To call for the Shareholder Meeting in any following cases:
The Board of Management seriously violates the rights of Shareholders, duties of managers or makes decisions beyond its power; and
The term of the Board of Management is expired more than 06 months and no election for the new Board of Management is held.
Such request must be made in writing enclosed with the documents, evidence proving the violations of the Board of Management, seriousness of the said violations and the defective decisions.
Obligations of Ordinary Shareholders
Without prejudice to any other provisions of this Charter, an Ordinary Shareholder must:
make full payment to the Company for the subscribed Shares within 90 (ninety) days from the issuance date of the Investment Certificate and be liable for debts and other liabilities of the Company to the extent of the paid-up Shares;
not be entitled to withdraw the paid-up capital made in form of Ordinary Shares unless otherwise those Shares are bought back by the Company or transferred to another person. If the paid-up capital in form of Ordinary Shares is withdrawn partially or wholly by a Shareholder in contrary to this Article 9.1, Board Member and the Legal Representative of the Company shall be jointly liable to debts and other obligations of the Company to the extent of the revoked capital;
comply with the Charter and internal rules of the Company;
Comply with other obligations in accordance with the Laws and the Charter; and
obtain prior approval from a Preference Shareholder in writing, for the following, before the resolution by the Shareholder Meeting ;
amendment and/or repeal or alteration of the Company Charter;
sale, lease, exchange, mortgage, pledge or any disposition in equivalent to % or more of the total value of assets recorded in the latest financial report of the Company including the goodwill of the Company;
incurring and creating indebtedness and issuance of new shares or securities;
merger or consolidation of the Company with any other company, or acquisition of the shares or assets of another entity, or entering into a joint venture;
investment of corporate funds in any other corporation or new business or for any purpose other than the primary purpose for which it was organized;
filing of a petition for voluntary reorganization or suspension of payment of its obligations, or an application for the appointment of a receiver or trustee itself or for any part of its properties or an application for the liquidation or dissolution of the Company, or a partial suspension of business operation;
appointment or removal of Board Member, Supervisor, and external auditors;
approval of any sale or disposition of strategic assets or transfer of shares of any subsidiary (including a contribution to a joint venture).
declaration of dividends;
any action which is not in consonance with the declared economic policies of the Company;
the creation of reserves;
the modification or reversal of any decision made or taken by the Board of Directors; and
the determination of the compensation of the Board of Directors.

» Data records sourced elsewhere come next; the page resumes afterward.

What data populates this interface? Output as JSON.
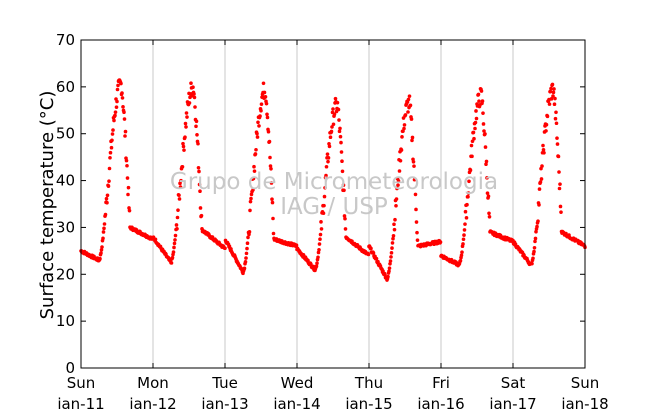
{
  "chart_data": {
    "type": "scatter",
    "title": "",
    "xlabel": "",
    "ylabel": "Surface temperature (°C)",
    "ylim": [
      0,
      70
    ],
    "yticks": [
      0,
      10,
      20,
      30,
      40,
      50,
      60,
      70
    ],
    "xlim": [
      "Sun jan-11",
      "Sun jan-18"
    ],
    "xtick_labels": [
      [
        "Sun",
        "jan-11"
      ],
      [
        "Mon",
        "jan-12"
      ],
      [
        "Tue",
        "jan-13"
      ],
      [
        "Wed",
        "jan-14"
      ],
      [
        "Thu",
        "jan-15"
      ],
      [
        "Fri",
        "jan-16"
      ],
      [
        "Sat",
        "jan-17"
      ],
      [
        "Sun",
        "jan-18"
      ]
    ],
    "grid": "vertical",
    "marker_color": "#ff0000",
    "watermark": [
      "Grupo de Micrometeorologia",
      "IAG / USP"
    ],
    "series": [
      {
        "x": [
          "Sun jan-11",
          "Mon jan-12",
          "Tue jan-13",
          "Wed jan-14",
          "Thu jan-15",
          "Fri jan-16",
          "Sat jan-17",
          "Sun jan-18"
        ],
        "daily_max": [
          60.5,
          60,
          59.5,
          56,
          56.5,
          58,
          59.5,
          26
        ],
        "daily_min": [
          23,
          22.5,
          20.5,
          21,
          19,
          22,
          22,
          26
        ]
      }
    ]
  }
}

Within 90 days from the issuance date of the Investment Certificate, the Company must send a notice of the Share payment to the Licensing Authority.
The legal representative of the Company shall be individually liable for any damage to the Company if there is any delay in sending the notice, or inaccurate and dishonest notice.

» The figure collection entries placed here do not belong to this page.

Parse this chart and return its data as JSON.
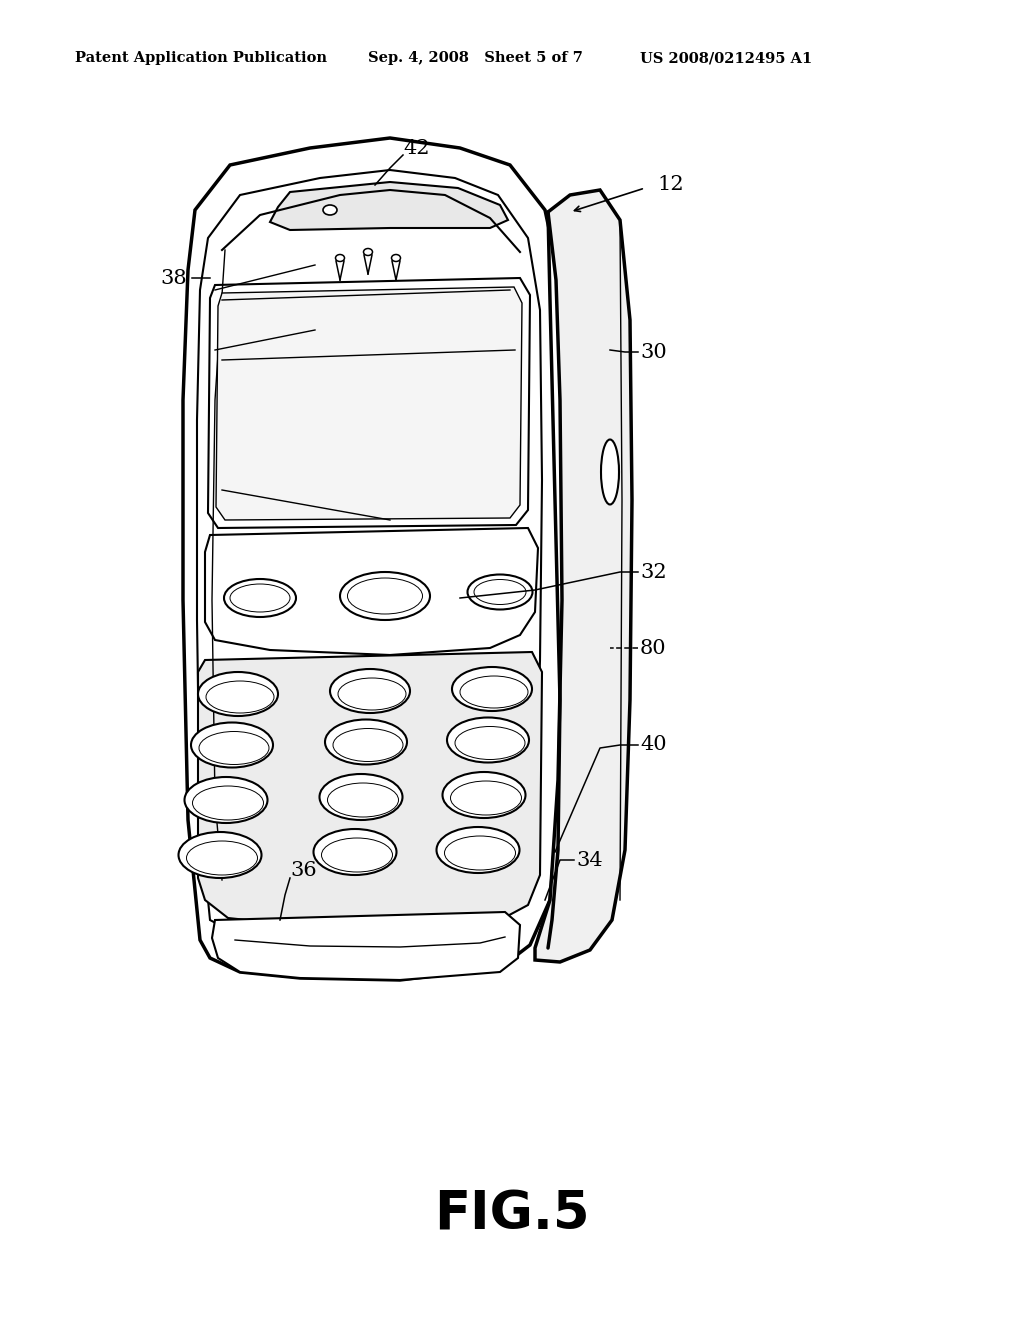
{
  "header_left": "Patent Application Publication",
  "header_mid": "Sep. 4, 2008   Sheet 5 of 7",
  "header_right": "US 2008/0212495 A1",
  "figure_label": "FIG.5",
  "bg": "#ffffff",
  "lc": "#000000",
  "header_fontsize": 10.5,
  "fig_fontsize": 38,
  "label_fontsize": 15
}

In case where a Founding Shareholder fails to make payment for his/her subscribed Shares, the unpaid Shares shall be:
paid up by the other Founding Shareholders in proportion to their shareholding;
paid up by the other Founding Shareholders; and
paid up by other persons who are not Founding Shareholders. Those persons shall then become the Founding Shareholders of the Company. In this case, the Founding Shareholders who have not yet made payment of subscribed Shares are no longer Founding Shareholders.